Perry was just another scrubby desert town tucked behind a minor highway — to us it was a highway; to the state it was a tired dirt road that had been paved in an election year and forgotten. The mountains ringed the town, framing a shiftless blue sky that after too many summer days dug deep and hard into your bones until you were crazy with its steadiness. At night the mountains corralled the stars into a herd and marched them off the horizon. Maybe an outsider would find Perry beautiful, but living there made us careless. We let the town fill up with prefab houses, junk cars, litter, dried-up cactuses, gangly power lines, and any other spiteful ugliness we could imagine. You thought nothing of tossing an empty beer bottle, of deliberately smashing it on the pavement and watching the broken pieces glitter at your feet.
It was what you did, what we all did. It was just a town, a place that bored us on Friday and Saturday nights, and every other night as well.
So we drove into Phoenix. It was a long, hard drive, one to make our parents worry, pace, and curse, which was what we wanted. You let boys, and sometimes men, drive you into the city to spend their paychecks on you and your whims, both parties aware of the unspoken agenda, the overall plan to get laid that night, or maybe on the next date, the next weekend, eventually.
From Phoenix, the drive home was divided into three segments. The first part stretched out so deceptively flat you brushed over it, tires barely touching, the radio blaring romance. No one spoke and not even a glance was shared.
The second part started at the turnoff for Florence, where the median shrank into a trickle of dust between two straight yellow lines and the road edged up the Superstition Mountains — a slow incline you didn’t notice until the car started to grind and buck a bit, complaining, and the romance on the radio blurred with static. This was when he gave you what was meant to be a secret, sly look, measuring you and his chances, adding up how much money he’d spent.
The third part was the branch at Superior, the abrupt switch onto 77, a road that intruded like an ellipsis in a sentence — a vague trailing away. This was where the mountains turned gleefully cruel, and each jag of the road became a bargain with God, or whatever you happened to be believing in that night, especially if the night was two shades darker than dark or it was raining or you only had one headlight or your boyfriend of the moment was drunk and angry and starting to remember he was sitting on an empty wallet. Slashing along a ledge so narrow you could have held a wet paint brush out your window and scrawled a path along the rock wall, you didn’t worry about your current status with God so much as the condition of the brakes. God would always give you a second chance, but if your brakes were shot — end of story.

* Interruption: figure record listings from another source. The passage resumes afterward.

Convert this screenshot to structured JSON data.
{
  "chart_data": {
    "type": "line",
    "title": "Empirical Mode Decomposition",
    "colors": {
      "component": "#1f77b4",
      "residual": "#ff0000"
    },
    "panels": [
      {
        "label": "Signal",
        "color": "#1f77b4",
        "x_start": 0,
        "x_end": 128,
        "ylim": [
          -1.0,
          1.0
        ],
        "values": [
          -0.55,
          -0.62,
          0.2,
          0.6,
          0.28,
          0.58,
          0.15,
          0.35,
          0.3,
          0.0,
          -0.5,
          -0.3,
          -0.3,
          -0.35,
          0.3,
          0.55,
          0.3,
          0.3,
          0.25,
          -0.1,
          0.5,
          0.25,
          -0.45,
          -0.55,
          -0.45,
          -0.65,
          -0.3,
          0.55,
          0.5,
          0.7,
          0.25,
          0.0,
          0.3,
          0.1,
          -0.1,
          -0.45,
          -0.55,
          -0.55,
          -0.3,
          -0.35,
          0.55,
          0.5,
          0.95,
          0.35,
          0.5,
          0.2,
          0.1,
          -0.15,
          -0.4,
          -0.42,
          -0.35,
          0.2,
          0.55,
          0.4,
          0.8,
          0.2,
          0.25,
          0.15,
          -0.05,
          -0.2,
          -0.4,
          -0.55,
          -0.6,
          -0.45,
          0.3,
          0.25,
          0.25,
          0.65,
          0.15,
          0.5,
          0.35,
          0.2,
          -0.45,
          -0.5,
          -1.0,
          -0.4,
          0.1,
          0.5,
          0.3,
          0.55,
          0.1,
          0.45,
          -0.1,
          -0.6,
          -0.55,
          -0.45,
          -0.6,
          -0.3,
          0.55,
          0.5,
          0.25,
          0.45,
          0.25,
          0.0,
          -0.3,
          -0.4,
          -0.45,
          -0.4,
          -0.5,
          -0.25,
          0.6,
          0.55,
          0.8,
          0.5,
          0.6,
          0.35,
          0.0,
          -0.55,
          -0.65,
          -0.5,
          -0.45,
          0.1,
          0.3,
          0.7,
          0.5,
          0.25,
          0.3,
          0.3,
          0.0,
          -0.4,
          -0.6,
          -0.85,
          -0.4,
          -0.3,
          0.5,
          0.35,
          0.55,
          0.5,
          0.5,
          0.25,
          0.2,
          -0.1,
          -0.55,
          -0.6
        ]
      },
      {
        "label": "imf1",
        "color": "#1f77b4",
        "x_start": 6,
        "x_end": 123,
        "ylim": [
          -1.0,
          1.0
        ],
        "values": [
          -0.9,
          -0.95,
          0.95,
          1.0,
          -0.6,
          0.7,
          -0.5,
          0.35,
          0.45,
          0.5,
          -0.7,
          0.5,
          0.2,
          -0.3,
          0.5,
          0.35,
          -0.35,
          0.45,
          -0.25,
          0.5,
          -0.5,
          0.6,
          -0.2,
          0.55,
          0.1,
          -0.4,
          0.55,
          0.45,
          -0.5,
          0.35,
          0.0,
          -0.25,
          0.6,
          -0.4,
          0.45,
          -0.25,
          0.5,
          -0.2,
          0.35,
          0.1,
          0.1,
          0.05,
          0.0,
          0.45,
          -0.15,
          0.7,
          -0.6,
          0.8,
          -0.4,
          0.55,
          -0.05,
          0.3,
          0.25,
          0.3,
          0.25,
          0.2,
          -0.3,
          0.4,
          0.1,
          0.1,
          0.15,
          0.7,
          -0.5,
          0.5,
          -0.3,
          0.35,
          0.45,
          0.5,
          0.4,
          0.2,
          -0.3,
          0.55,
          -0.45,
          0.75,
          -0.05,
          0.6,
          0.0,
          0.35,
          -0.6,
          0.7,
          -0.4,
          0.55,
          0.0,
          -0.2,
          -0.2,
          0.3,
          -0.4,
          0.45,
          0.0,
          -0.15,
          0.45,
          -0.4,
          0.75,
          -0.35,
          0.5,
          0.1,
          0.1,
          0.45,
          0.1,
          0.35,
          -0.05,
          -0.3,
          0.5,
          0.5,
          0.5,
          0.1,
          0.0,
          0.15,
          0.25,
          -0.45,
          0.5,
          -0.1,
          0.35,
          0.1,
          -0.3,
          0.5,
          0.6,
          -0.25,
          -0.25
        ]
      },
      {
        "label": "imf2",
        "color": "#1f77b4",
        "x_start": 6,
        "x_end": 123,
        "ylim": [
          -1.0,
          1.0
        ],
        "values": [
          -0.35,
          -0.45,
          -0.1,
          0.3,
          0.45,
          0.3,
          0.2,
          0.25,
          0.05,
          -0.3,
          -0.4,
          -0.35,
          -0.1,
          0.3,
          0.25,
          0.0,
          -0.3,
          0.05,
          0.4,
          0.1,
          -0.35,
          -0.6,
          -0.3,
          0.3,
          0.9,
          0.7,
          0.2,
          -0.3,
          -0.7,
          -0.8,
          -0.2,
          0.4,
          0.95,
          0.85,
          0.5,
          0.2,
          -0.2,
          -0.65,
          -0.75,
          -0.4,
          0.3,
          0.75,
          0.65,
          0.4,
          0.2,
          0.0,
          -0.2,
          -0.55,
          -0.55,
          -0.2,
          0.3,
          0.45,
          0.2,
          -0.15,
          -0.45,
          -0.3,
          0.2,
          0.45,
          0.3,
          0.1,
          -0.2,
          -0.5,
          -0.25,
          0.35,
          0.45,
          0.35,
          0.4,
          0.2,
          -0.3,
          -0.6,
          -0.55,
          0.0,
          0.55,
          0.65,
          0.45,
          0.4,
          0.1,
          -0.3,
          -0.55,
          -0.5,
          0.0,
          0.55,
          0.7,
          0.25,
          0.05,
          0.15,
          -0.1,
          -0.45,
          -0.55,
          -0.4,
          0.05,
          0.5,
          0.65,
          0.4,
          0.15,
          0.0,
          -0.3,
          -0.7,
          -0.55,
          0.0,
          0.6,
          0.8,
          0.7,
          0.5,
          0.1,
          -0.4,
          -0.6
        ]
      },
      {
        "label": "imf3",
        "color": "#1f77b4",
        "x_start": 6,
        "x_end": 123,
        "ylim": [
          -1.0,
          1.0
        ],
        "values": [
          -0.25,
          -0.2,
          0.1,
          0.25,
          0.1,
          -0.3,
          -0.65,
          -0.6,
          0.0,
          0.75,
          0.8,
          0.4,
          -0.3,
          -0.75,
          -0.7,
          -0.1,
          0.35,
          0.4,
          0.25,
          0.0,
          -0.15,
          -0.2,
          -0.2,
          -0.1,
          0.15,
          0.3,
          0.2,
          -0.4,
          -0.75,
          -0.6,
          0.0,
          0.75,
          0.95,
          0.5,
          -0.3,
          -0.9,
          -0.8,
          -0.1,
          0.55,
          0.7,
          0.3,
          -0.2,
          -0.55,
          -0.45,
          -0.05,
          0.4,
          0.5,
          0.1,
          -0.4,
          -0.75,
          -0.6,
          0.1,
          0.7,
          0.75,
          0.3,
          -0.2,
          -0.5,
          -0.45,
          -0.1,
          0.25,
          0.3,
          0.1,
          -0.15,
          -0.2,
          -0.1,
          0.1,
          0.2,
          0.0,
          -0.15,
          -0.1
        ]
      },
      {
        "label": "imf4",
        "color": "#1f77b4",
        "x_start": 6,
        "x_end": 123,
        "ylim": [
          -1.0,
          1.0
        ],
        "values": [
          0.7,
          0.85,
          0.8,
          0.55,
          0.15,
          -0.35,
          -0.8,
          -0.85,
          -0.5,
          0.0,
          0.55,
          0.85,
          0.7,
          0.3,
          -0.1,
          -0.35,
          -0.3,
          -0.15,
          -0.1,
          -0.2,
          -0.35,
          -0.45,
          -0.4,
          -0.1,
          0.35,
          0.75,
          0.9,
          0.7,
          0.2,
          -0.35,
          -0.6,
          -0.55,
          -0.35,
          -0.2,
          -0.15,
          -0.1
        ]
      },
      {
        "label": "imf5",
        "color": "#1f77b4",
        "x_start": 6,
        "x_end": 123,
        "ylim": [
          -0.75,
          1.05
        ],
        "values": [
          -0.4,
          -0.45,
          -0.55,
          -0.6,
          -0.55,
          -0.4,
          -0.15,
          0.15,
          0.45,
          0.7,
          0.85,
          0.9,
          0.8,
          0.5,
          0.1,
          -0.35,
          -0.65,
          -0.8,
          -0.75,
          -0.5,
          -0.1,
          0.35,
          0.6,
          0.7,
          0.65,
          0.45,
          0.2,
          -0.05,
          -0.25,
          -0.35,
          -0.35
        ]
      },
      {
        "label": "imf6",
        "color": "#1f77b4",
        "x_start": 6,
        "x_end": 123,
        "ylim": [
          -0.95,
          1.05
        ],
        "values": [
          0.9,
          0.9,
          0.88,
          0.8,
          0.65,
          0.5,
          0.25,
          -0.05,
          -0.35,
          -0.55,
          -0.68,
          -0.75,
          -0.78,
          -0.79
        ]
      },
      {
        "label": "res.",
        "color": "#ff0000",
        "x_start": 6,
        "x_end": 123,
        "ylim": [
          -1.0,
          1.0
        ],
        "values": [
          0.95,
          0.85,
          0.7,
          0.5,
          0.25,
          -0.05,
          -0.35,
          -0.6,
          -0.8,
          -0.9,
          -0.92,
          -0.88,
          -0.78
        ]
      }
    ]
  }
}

That was when you made your decision: yes or no, yes or no, certain he could hear the metronome of your thoughts, or at least sense it, the way an animal would.
Then you passed through San Carlos — a ragtag collection of people who couldn’t make it around the hairpin turn and were sucked in to stay. That’s the joke you always made. He’d probably already heard it. Maybe you had even told it on the way to Phoenix — hell, you couldn’t remember; you were just filling time — but he laughed a bit, hoping maybe that would be what nudged you over into yes. He didn’t know that you had already decided, that nothing he said mattered one way or the other.
With San Carlos behind you, the next landmark was the Silver Spur, a rough-tough tin building held together by rusty nails and the sheer need for a place where people could go on weekends in the middle of that awful emptiness. The Spur opened Fridays at noon and didn’t close until Sunday midnight, and there were plenty of regulars who kept the same schedule. It was our favorite place; for one thing, they’d serve anyone, even minors. A twelve-year-old could buy a beer. The reasoning was: if you’re asking for it, you probably need it.
The parking lot of the Spur was where you spoke your last words of the night: yes or no. You had to say then.
Sometimes you’d walk home, or catch a ride with a carload of girls, or a lone girl who’d come with a carload. Sometimes you wouldn’t make it home until just before dawn, when the morning sun sent shivers up the backbone of the sky, and something had been drained out of your blood and bones during the night. You were weak and tired, and maybe you found yourself wondering, Was it worth it this time? And you spent your remaining energy convincing yourself, before crawling into bed under the quilt your grandmother had made, that yes, it was; it always, always was. Or at least that’s what you told yourself.